Wining Time non parla solo di basket: è uno spaccato molto esaustivo degli anni ’80 e di alcuni di quei problemi che ci trasciniamo da quei tempi. Non a caso la serie è prodotta e diretta in parte da Adam McKay, regista e sceneggiatore dello strepitoso film per Netflix Don’t Look Up, forse la commedia nera che meglio ha rappresentato la decadenza della politica americana degli ultimi anni.

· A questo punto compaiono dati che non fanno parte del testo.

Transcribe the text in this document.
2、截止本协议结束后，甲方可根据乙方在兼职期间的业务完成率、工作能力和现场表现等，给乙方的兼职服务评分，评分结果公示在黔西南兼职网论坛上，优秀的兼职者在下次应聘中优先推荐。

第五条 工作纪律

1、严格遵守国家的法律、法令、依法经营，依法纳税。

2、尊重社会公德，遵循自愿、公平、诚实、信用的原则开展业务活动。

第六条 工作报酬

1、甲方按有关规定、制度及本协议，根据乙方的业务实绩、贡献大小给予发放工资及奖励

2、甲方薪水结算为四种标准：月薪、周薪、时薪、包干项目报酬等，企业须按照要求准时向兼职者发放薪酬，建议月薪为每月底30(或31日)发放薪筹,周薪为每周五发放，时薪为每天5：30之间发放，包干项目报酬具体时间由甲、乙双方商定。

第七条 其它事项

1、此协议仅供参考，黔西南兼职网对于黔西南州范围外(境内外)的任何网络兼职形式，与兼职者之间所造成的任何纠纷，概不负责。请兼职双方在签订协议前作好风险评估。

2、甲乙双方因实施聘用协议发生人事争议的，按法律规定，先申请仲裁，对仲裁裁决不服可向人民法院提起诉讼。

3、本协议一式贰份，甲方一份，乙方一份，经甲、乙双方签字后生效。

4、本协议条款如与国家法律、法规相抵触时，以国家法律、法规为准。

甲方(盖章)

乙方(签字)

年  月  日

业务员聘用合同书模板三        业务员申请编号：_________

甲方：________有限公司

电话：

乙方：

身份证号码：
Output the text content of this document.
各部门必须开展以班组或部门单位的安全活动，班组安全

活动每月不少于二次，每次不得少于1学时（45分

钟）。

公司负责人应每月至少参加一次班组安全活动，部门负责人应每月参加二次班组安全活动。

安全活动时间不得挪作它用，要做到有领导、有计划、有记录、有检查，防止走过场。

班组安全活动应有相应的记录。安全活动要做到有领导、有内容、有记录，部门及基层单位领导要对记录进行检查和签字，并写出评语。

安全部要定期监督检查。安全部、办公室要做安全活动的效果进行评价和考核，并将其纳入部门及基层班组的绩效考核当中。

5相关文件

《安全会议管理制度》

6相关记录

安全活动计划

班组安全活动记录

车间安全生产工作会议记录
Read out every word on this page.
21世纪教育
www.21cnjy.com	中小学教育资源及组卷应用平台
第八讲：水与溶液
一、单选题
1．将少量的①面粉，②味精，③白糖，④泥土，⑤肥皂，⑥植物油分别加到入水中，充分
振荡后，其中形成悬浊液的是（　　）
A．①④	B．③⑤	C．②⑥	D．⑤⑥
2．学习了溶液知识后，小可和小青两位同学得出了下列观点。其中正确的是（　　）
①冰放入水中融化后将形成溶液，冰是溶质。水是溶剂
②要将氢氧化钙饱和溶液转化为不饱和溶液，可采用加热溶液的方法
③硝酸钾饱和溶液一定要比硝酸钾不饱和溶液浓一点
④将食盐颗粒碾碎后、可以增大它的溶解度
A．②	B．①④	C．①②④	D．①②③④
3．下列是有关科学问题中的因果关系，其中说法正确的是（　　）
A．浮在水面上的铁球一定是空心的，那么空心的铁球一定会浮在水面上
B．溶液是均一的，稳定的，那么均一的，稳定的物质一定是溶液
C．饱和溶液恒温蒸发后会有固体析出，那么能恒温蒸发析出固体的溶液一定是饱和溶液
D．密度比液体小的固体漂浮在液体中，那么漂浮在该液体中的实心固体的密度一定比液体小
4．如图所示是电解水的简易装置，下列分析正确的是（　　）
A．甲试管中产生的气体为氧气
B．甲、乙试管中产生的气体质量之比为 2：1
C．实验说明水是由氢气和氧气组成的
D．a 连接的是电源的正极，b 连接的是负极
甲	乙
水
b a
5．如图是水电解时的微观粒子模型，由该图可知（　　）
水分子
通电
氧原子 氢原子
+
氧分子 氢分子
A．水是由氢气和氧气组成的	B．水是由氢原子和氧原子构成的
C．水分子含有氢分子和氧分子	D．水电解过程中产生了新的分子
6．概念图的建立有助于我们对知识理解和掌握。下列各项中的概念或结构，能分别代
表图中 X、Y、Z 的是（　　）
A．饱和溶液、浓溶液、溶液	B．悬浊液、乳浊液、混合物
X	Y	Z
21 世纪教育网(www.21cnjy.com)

Gli sceneggiatori tentano di esplorare il mondo lavorativo dell’epoca, dominato da uomini che hanno poca considerazione e fiducia per le rare colleghe.
Nonostante Jerry Buss affidi ciecamente i conti della società alla madre contabile (Sally Field, l’indimenticabile madre di Forrest Gump) non ripone la stessa fiducia nella figlia, Jeanie (Hadley Robinson), assunta come stagista e foriera di idee innovative. Jeanie Buss è sostenuta da un’altra figura femminile, molto importante, quella di Claire Rothman (l’ottima Gaby Hoffmann, L’Uomo Senza Volto di Mel Gibson), unica donna nell’organigramma Lakers dell’epoca, che riveste il ruolo chiave di organizzatrice di eventi dell’arena dei Lakers, eventi che devono portare soldi nelle casse vuote della società nei giorni in cui non sono in programma partite. E Claire, insieme a Jeanie, ci riuscirà, eccome se ci riuscirà; riuscirà talmente bene che alla fine della serie verrà nominata vice presidente della squadra, ruolo quasi fantascientifico per il ’79. Attualmente invece la vera Jeanie Buss è presidente e proprietaria della squadra, prima donna a ricoprire questi ruoli in NBA.

 

 

Viene affrontato poi il tema del razzismo, come in Glory Road.
Il primo afroamericano a giocare in NBA fu Earl Lloyd nel lontanissimo 1950. Dopo 30 anni i giocatori afroamericani sono quasi la maggioranza ma vengono ancora sottovalutati e poco rispettati nonostante siano determinanti per “il bel gioco” essendo tecnicamente e fisicamente più dotati dei bianchi. Così il premio Rookie dell’anno non va a Magic Johnson, che vince il campionato al suo debutto, ma al bianchissimo – nella serie è dipinto quasi come un Redneck – Larry Bird. Per carità, immenso campione, ma non meritevole del premio per quell’anno. L’eccessiva sicurezza di Magic nei suoi mezzi viene vista come presunzione e sfacciataggine; non è accettabile che un nero faccia sfoggio del suo talento e si pavoneggi in pubblico nonostante ne abbia pieno merito. Come se l’American Dream fosse disponibile solo per i bianchi…

Consiglio vivamente questa seria a tutti gli appassionati del meraviglioso sport che è il basket, ma anche ai neofiti che non conoscono la storia di questa mitica squadra.